Back in the 1990s, it was not uncommon to see columns of men and women in business suits and body armour getting themselves to and from the office atop in-lines. For a time, in-line skating was, like boy bands and JNCO jeans, a thing. By 1993, there were some 12.6m in-line skaters in the US, a not-inconsiderable quarter of them over the age of 25. But for many who embraced this somewhat ungainly and occasionally perilous activity, something may have seemed amiss: pleasure.
In 1994, at the height of the in-line skating movement, The New York Times published a story called Confessions of an In-Line Commuter, the first line of which is, “Let me just say that I do not consider in-line skating fun.” Two decades later, in-line skates still exist, but as a tool for business professionals, they have pretty much gone the way of the facsimile machine.
But America loves a good mania, and there’s no denying that kick scooters are gaining momentum. There’s a reason for it.

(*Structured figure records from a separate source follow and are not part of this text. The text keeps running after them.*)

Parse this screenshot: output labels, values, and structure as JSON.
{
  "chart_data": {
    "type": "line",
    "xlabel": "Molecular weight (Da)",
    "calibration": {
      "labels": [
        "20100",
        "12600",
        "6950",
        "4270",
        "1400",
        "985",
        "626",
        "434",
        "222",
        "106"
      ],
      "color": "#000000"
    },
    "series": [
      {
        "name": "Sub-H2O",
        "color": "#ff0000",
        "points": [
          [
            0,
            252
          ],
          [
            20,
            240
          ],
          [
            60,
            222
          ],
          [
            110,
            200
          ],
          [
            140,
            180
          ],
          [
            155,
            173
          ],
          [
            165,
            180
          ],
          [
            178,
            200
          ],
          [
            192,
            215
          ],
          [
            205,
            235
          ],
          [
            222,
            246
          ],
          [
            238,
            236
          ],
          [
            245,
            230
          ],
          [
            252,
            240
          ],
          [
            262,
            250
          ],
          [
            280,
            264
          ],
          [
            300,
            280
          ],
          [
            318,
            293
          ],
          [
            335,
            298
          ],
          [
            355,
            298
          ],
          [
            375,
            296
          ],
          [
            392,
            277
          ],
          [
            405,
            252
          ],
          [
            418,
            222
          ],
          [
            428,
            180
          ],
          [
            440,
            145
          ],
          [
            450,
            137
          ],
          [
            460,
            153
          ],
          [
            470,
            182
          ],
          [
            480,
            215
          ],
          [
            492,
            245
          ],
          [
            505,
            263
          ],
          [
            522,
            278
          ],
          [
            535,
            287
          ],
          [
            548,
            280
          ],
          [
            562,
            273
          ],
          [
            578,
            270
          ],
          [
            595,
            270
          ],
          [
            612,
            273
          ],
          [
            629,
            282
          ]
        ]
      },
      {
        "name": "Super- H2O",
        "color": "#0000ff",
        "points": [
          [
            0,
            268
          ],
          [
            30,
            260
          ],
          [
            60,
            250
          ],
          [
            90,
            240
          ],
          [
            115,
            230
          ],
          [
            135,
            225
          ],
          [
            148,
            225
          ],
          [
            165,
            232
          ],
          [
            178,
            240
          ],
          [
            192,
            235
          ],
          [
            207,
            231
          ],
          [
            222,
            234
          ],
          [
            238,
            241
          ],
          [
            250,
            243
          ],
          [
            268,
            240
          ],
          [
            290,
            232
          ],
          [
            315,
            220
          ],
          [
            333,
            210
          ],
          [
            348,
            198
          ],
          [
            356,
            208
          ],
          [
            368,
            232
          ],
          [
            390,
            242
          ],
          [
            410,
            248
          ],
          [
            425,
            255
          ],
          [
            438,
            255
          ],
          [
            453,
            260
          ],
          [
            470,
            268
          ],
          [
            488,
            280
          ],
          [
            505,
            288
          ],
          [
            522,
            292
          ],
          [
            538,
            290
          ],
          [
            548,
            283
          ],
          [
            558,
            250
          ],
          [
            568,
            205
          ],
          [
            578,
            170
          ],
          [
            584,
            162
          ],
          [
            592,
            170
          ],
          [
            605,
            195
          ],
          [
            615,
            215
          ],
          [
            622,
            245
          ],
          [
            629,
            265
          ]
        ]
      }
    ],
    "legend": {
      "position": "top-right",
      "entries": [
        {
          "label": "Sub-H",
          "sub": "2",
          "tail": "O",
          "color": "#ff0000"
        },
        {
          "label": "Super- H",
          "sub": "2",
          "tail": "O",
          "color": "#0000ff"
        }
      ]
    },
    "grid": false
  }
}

The EcoReco M3 is not the first motorised kick scooter, but it is doubtless one of the more capable and finely crafted examples of this peculiar animal – and, at $999 in the US, one of the more expensive. The M3 (absolutely no relation to a certain petrol-powered four-wheeler from Germany) features a 250-watt electric motor in the rear-wheel hub, and a hefty lithium-iron phosphate battery pack beneath a stout aluminium deck. EcoReco claims the M3 will run for 20 miles on a full charge, and will recharge to from zero to 85% in just 2.5 hours at a standard 120v household outlet.
The company also claims the scooter will hum to 20mph (32km/h) – plenty quick for something on 6.3in solid rubber tires – but can be governed to 7mph for use on pedestrian paths and sidewalks. The M3 folds to a tidy 3ft by 1ft by .5ft. It weighs 34lbs (15.4kg), a manageable burden for short distances. (As anyone who has lugged a sleeping four-year-old through an airport will attest, such a load gets heavy fast.)

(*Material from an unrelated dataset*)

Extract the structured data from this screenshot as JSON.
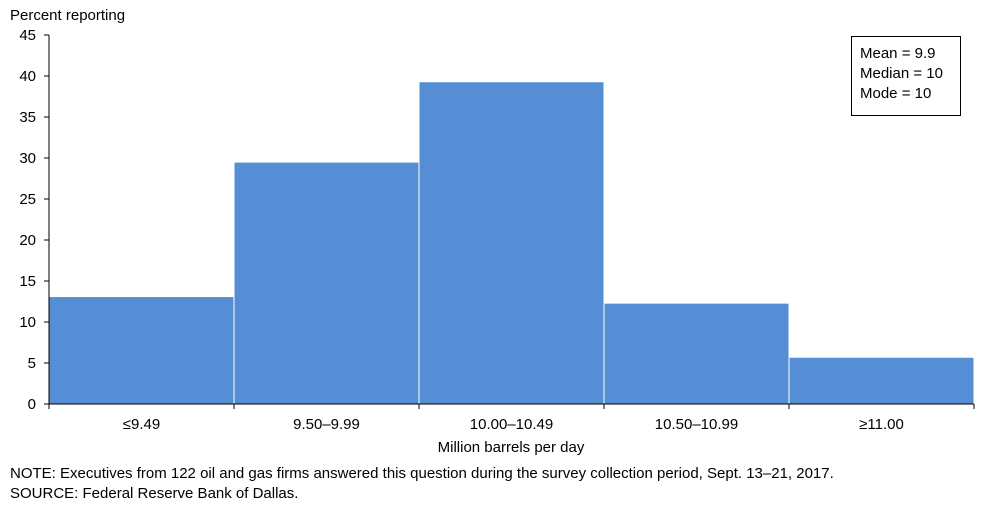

The M3 is easy to pilot at low speeds, even for riders with no previous kick-scooter experience. A horizontal trigger on the right handlebar serves as the throttle and a hand-grip on the left actuates a drum brake at the rear wheel. To prevent lurching, the throttle only engages with a rolling start, so the rider needs to push off, as on a non-motorised scoot. There’s a digital readout with a battery meter, an odometer and a speedometer that reads to 25mph (40km/h).
Probing the upper limits of the scooter’s abilities requires a bit more nerve. Although the M3 feels stable and hefty, the ride can become choppy on imperfect pavement. A front-wheel spring suspension helps, but less than you would like as you approach 20mph. (EcoReco recently introduced a fully suspended model, the $1,250 M5, which promises a smoother ride.) That said the learning curve is low, and because the M3’s road manners are predictable if not always pleasant, a rider’s confidence builds quickly.
It is not difficult to imagine scenarios in which owning an EcoReco M3 makes good sense. Short-distance commuters could use the scooter to eliminate car-park charges, rail commuters could zip from home to station and station to office, tourists could travel with the scooter to explore destination cities.
But such use-case visualisations are largely academic until the buyer accepts – and, indeed, comes to celebrate – an essential truth about EcoReco M3 ownership: You, an adult professional who appreciates free-form jazz and knows the difference between a Gewürztraminer and a Riesling, will look like a circus clown commuting to work on this conveyance. Knowing this frees you to discover the beating heart of the M3’s appeal. Yes, a motorised kick scooter is compact, cheap to run and ecologically benevolent. But the M3 is something else, too, something that in-line skating was not: It’s fun.